Why Seeds is Not a Charity


Seeds is not a charity.

We’re not a charity, we’re not a nonprofit, we’re not an NGO. While we think many of those organizations are rad, we don’t belong in those categories. In fact, we don’t even think those categories always apply — we’re moving towards a world where these rigid definitions are starting to blend together. Seeds is a great example of that: we combine the best of all worlds, but at our core, we’re business. A high growth potential startup, to be exact.

Wait, what? I thought you were a vehicle for social good.
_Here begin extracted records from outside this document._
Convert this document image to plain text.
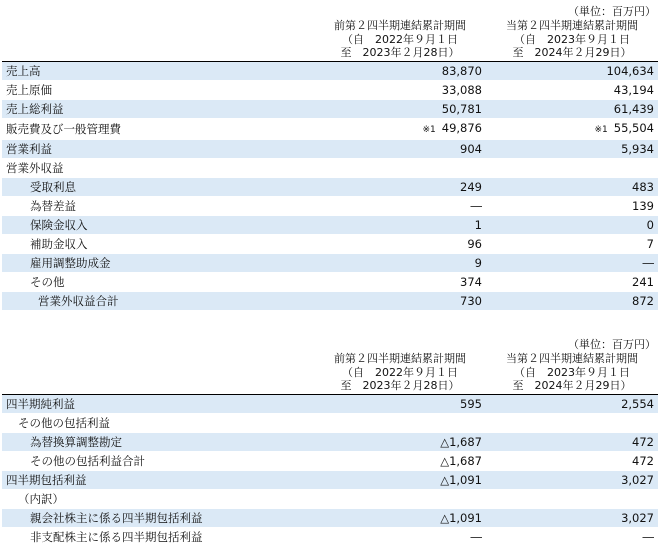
（単位：百万円）

	前第２四半期連結累計期間
（自　2022年９月１日
至　2023年２月28日）	当第２四半期連結累計期間
（自　2023年９月１日
至　2024年２月29日）

売上高	83,870	104,634
売上原価	33,088	43,194
売上総利益	50,781	61,439
販売費及び一般管理費	※1 49,876	※1 55,504
営業利益	904	5,934
営業外収益		
受取利息	249	483
為替差益	―	139
保険金収入	1	0
補助金収入	96	7
雇用調整助成金	9	―
その他	374	241
営業外収益合計	730	872
（単位：百万円）

	前第２四半期連結累計期間
（自　2022年９月１日
至　2023年２月28日）	当第２四半期連結累計期間
（自　2023年９月１日
至　2024年２月29日）

四半期純利益	595	2,554
その他の包括利益		
為替換算調整勘定	△1,687	472
その他の包括利益合計	△1,687	472
四半期包括利益	△1,091	3,027
（内訳）		
親会社株主に係る四半期包括利益	△1,091	3,027
非支配株主に係る四半期包括利益	―	―
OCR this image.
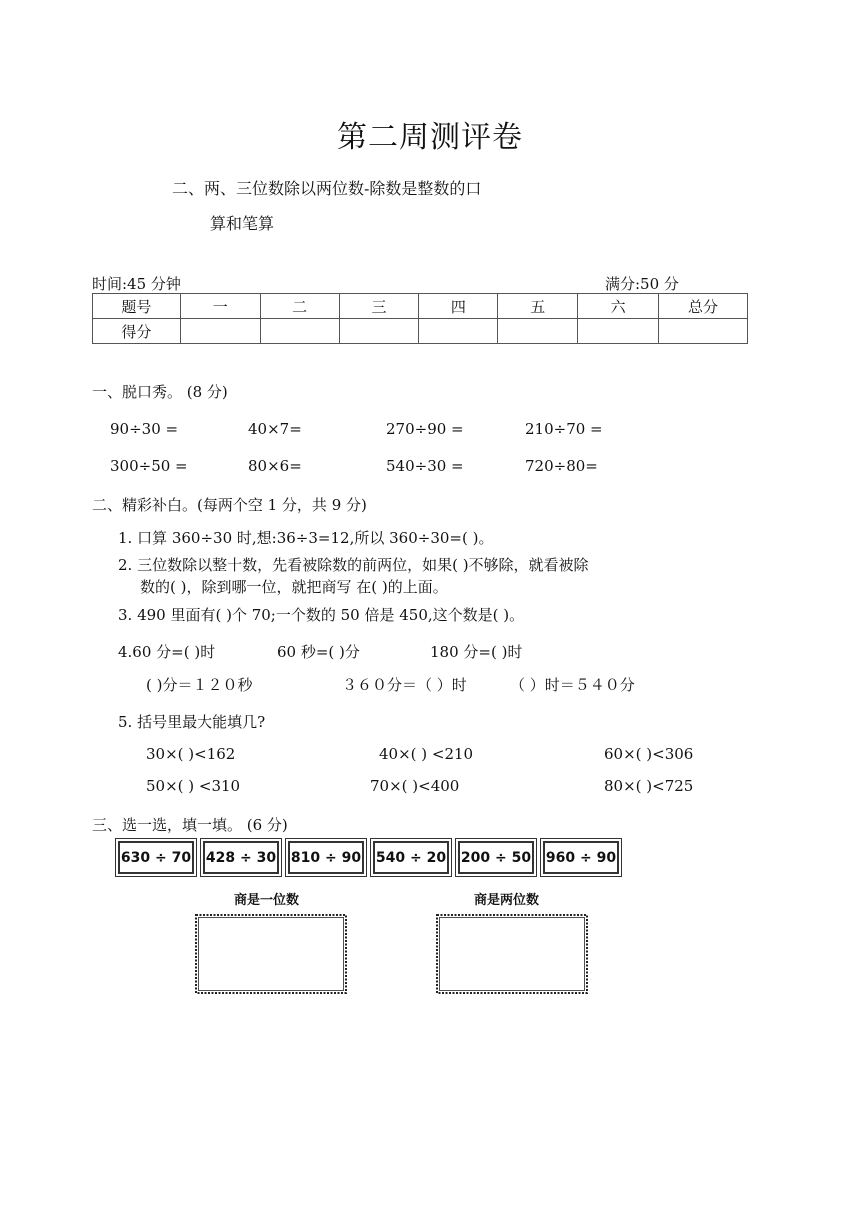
第二周测评卷
二、两、三位数除以两位数-除数是整数的口
算和笔算
时间:45 分钟	满分:50 分
题号	一	二	三	四	五	六	总分
得分							
一、脱口秀。 (8 分)
90÷30 =	40×7=	270÷90 =	210÷70 =
300÷50 =	80×6=	540÷30 =	720÷80=
二、精彩补白。(每两个空 1 分，共 9 分)
1. 口算 360÷30 时,想:36÷3=12,所以 360÷30=( )。
2. 三位数除以整十数，先看被除数的前两位，如果( )不够除，就看被除
数的( )，除到哪一位，就把商写 在( )的上面。
3. 490 里面有( )个 70;一个数的 50 倍是 450,这个数是( )。
4.60 分=( )时	60 秒=( )分	180 分=( )时
( )分＝１２０秒	３６０分＝（ ）时	（ ）时＝５４０分
5. 括号里最大能填几?
30×( )<162	40×( ) <210	60×( )<306
50×( ) <310	70×( )<400	80×( )<725
三、选一选，填一填。 (6 分)
630 ÷ 70 428 ÷ 30 810 ÷ 90 540 ÷ 20 200 ÷ 50 960 ÷ 90
商是一位数	商是两位数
We are! Here’s a quick primer on how Seeds works:

Think of us as a Venmo or PayPal. When customers go to make an in-app purchase in one of our partner apps, users will pay through Seeds, which channels the money to our partner 4G Capital, a microloans institution in Africa that has provided $13.7 million in loans since its inception to entrepreneurs, 81% of which are women.

Here’s why we’re so powerful: Social good is the most effective way to get people to spend existing micro-amounts of money — $3 here, $10 there. As a result, Seeds inspires more spending, simultaneously helping others while solving a big problem for apps — 97% of all app users don’t buy anything, but Seeds users are up to 60% more likely to. Helping others and making money aren’t mutually exclusive. Under our approach, we create wins for everyone across the board, from the user making a socially conscious purchase to the appmaker earning more revenue to the lendee receiving a much-needed loan.

One of our microloan beneficiaries is Mary Maina, a Kenyan woman who’s been able to grow her bakery business from a one-person labor to a three-person operation. The proceeds go to provide, food, school supplies and health care for her three children. Microloans have made a real impact on Mary’s life, and they’re an easy way to channel a purchase you would have made anyway into capital for someone in need.

So it IS charity!

Not quite. A microloan is what it sounds like — a loan. It’s meant to be paid back, and our lendees do so at a rate of 98.5%. The money goes towards building economic capital for people who, for example, may be looking to expand their farm or kick off a weaving business. We’re increasing the amount of capital that’s available to people who have clear ideas of how to improve their economic circumstances. We’re also able to continue re-lending that capital in perpetuity, helping people over and over again.

Why microloans?

We wanted a solution that helps people sustainably. While it certainly makes sense to teach a man or woman to fish, that person ultimately needs a fishing pole, lure, tackle, bait — maybe even a boat. Microloans empower would-be fishers, farmers and business owners to procure what they already know they need. Many of our loan recipients say they don’t want charity. They don’t need a hand — they need capital to build out something they know is needed in their community. If Mary had never gotten access to our microloans, she never would have been able to grow her bakery to a thriving business. We provide that much-needed cash to people like Mary.

If Seeds is a for-profit, how do you make money?

The Seeds system is a win-win-win-win. There are four players: The appmaker, the user, the loan recipient and Seeds. Here’s how the system works for all of us:

Appmaker: Seeds increases in-app purchases by up to 60%, and our users spend 4x what normal buyers spend. The opportunity to do social good speaks to users in a big way, and it powers spending.

Users: Users get immense satisfaction and knowledge that they’re empowering motivated individuals in the developing world simply through the spending they do on fun — maybe it’s a meditation package on Aura or gems in Habitica — at either rate, they’re buying something they likely would have bought anyway, and contributing to social good in the process.

Loan recipients: Loan recipients get the cash infusion they need (sometimes all they need is $4!) to start a business, expand an enterprise or otherwise build an economic engine to sustain themselves and their families.

Seeds: Seeds takes a transaction fee for successfully inspiring a non-spender to start buying, and we share in the interest generated on the microloans.

Conclusion

Charities can be great, but Seeds isn’t one. If you want to make a difference through your everyday purchases, try an app that has Seeds embedded in it — Habitica, an awesome productivity app, Mini Golf Stars 2, a fun golf game, and Aura, the best meditation app for stress and anxiety, are three of our favorites. We’re excited about the potential to funnel millions of dollars to entrepreneurs both around the world and here at home, and can’t wait for you to be a part of our journey!